Lalu, aku mendengar erangan rendah dari rel.

Aku menunduk dan menekankan telapak tanganku ke rel sambil menutup mata untuk merasakan logam di bawah tanganku. Getarannya terasa seperti desahan yang menjalar di seluruh tubuhku. Aku memandang ke sepanjang rel di antara lutut Susan tapi tidak melihat cahaya kereta api, tapi itu tak berarti apa-apa. Kereta bisa saja bergerak tanpa peluit ataupun lampu untuk memberikan kedatangannya.

Aku melihat kilau gerbong kereta yang kecil, jauh tapi mendekat dengan cepat.

“Datang,” kataku.  Walaupun sangat ingin duduk, dengan susah payak aku berhasil berdiri dan menyeka tanganku ke celana jins. “Kurasa kita harus naik.”

“Walaupun seandainya kereta itu dijalankan faksi Erudite?” tanya Caleb.

“Jika Erudite menjalankan kereta, mereka pasti sudah membawanya ke kompleks Amity saat mencari kita,” jelas Tobias. “Kurasa risikunya sepadan.
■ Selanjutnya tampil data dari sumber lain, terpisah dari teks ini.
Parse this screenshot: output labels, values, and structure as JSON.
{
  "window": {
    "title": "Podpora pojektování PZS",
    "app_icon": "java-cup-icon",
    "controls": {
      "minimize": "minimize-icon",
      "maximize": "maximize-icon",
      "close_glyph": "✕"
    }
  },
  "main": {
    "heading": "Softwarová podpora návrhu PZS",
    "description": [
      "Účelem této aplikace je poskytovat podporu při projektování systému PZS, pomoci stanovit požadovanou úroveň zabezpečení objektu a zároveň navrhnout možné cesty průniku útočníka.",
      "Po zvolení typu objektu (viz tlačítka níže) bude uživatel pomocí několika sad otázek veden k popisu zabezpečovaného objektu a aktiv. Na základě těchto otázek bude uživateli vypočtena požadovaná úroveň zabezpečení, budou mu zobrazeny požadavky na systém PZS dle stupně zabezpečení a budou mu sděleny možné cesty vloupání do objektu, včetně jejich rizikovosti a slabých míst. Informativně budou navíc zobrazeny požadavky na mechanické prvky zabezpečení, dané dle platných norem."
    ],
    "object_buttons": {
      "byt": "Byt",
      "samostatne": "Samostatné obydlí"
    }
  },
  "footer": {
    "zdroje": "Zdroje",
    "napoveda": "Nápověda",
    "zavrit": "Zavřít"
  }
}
Kita tak bisa bersembunyi di kota. Dan di sini kita hanya menunggu mereka menemukan kita.”

Kami semua menjauhi rel. Caleb mengajari Susan cara menaiki kereta yang sedang bergerak, dengan cara yang hanya bisa dilakukan oleh seorang mantan Erudite. Aku menatap gerobong pertama yang mendekat sambil mendengarkan irama benturan gerbong itu di atas balok rel dan kisikan roda logam dengan rel logam.


Saat gerbong pertama melewatiku, aku mulai berlari. Aku mengabaikan kakiku yang terasa panas. Caleb membantu Susan menaiki gerbong tengah, lalu ia sendiri melompat masuk. Aku menarik napas cepat, lalu melemparkan tubuhku ke kanan dan menghantam lantai gerbong dengan kaki terjuntai di tepinya. Caleb meraih lengan kiriku dan menarikku masuk. Tobias menggunakan pegangan kereta untuk mengayunkan tubuhnya masuk menyusulku.